What is the state of @property?
Steven Schveighoffer
schveiguy at gmail.com
Sun Aug 28 15:36:41 UTC 2022
On 8/28/22 9:43 AM, Salih Dincer wrote:
> On Thursday, 25 August 2022 at 03:49:07 UTC, Steven Schveighoffer wrote:
>> It does just about nothing. The only discernable difference is `typeof`:
>>
>> ```d
>> struct S
>> {
>> int prop1() { return 1; }
>> @property int prop2() { return 2; }
>> }
>>
>> pragma(msg, typeof(S.prop1)); // int()
>> pragma(msg, typeof(S.prop2)); // int
>> ```
>
> The function has parameters, the difference you're pointing isn't even
> visible :)
> ```d
> struct S
> {
> int prop1(int a) { return a; }
> @property int prop2(int b) { return b; }
> }
>
> pragma(msg, typeof(S.prop1(1))); // int
> pragma(msg, typeof(S.prop2(2))); // int
> ```
You are asking for the type of the expression which calls the function.

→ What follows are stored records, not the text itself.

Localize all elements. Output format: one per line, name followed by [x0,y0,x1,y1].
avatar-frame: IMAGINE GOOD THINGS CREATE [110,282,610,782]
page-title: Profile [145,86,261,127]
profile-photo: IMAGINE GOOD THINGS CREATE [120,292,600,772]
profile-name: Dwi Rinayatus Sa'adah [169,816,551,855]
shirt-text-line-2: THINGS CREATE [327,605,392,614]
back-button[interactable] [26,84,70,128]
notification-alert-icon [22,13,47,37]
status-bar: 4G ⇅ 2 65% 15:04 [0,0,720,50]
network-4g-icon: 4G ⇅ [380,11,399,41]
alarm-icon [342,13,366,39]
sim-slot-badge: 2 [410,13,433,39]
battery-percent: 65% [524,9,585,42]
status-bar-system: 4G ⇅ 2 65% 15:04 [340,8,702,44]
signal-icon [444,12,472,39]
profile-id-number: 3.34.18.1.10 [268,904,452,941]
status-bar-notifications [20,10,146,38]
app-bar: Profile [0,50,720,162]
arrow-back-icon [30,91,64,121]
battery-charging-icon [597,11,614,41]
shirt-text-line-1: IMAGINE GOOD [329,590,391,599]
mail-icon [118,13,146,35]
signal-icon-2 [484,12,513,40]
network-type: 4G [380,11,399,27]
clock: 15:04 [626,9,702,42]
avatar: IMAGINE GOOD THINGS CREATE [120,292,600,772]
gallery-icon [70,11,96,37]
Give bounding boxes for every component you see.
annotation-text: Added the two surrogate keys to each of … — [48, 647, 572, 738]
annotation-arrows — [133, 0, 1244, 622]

(i.e. `typeof(s.prop2(1))` instead of `typeof(s.prop2)`. However,
`typeof(s.prop2)` is going to fail, because the compiler is requiring
property functions to be used when using `typeof` (and only when using
`typeof`).
I'm trying to tell you this is the *only thing `@property` does*. In all
other cases, it's indistinguishable from a normal function/method.